No contrato desse filme ninguém tem lucro. Todo dinheiro que o documentário eventualmente vier a gerar, é para divulgar o próprio filme. Como também não foi beneficiado por nenhuma lei de incentivo, existe duas pessoas responsáveis para correr atrás do financiamento coletivo. Dessa forma, qualquer pessoa pode entrar no site do filme e pedir um cine-debate. Já temos 250. Isso é muito legal porque leva o filme para aquele público interessado no tema específico. Além disso, a gente resolveu colocar em algumas salas de cinemas. Como é um filme muito específico, os donos do cinema pediram garantia de público. Então a gente colocou o ingresso à venda no Catarse, e cada vez que fecha uma sessão, a gente exibe. Temos 11 sessões fechadas.
- Você é reconhecido internacionalmente como um grande diretor. Como é fazer a parte burocrática de produtor executivo?

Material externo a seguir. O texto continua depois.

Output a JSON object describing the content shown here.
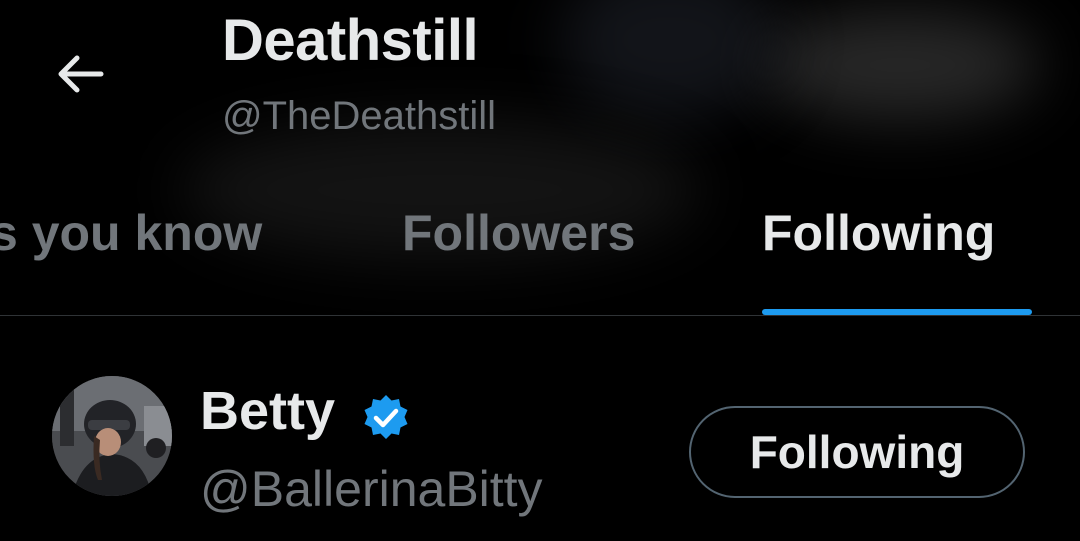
{
  "header": {
    "back_icon": "arrow-left-icon",
    "name": "Deathstill",
    "handle": "@TheDeathstill"
  },
  "tabs": [
    {
      "label": "s you know",
      "active": false
    },
    {
      "label": "Followers",
      "active": false
    },
    {
      "label": "Following",
      "active": true
    }
  ],
  "users": [
    {
      "name": "Betty",
      "verified": true,
      "handle": "@BallerinaBitty",
      "button_label": "Following"
    }
  ],
  "colors": {
    "background": "#000000",
    "primary_text": "#e7e9ea",
    "secondary_text": "#71767b",
    "accent": "#1d9bf0",
    "divider": "#2f3336",
    "button_border": "#536471"
  }
}
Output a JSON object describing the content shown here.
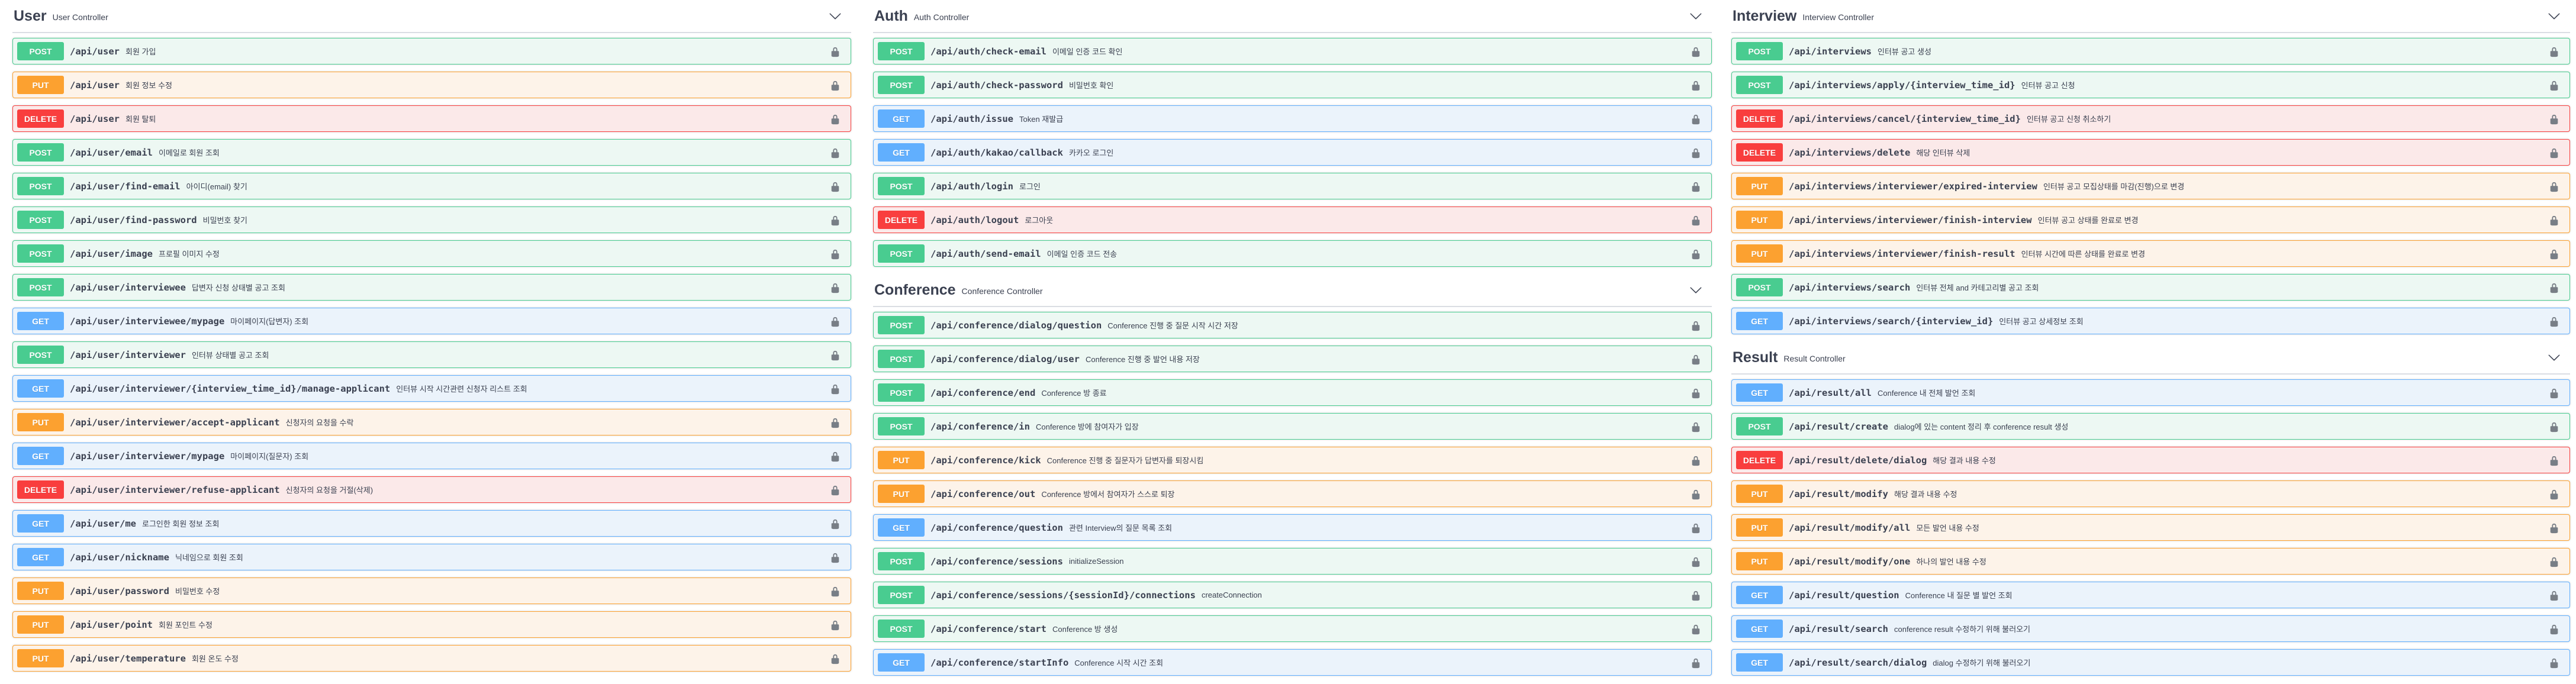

O diretor é o cara que constrói toda a estrutura. O produtor viabiliza. Sem produtor não há filme. Eu nem faço muito a burocracia, tem uma equipe na produtora responsável por isso. Mas eu que recebo os convites, procuro diretor, ajudo a procurar dinheiro, ajudo a estruturar a filmagem para que aquele dinheiro dê certo. Gosto muito também, principalmente porque estou muito envolvido com o tema. Mas eu prefiro dirigir, muito mais, sem dúvida.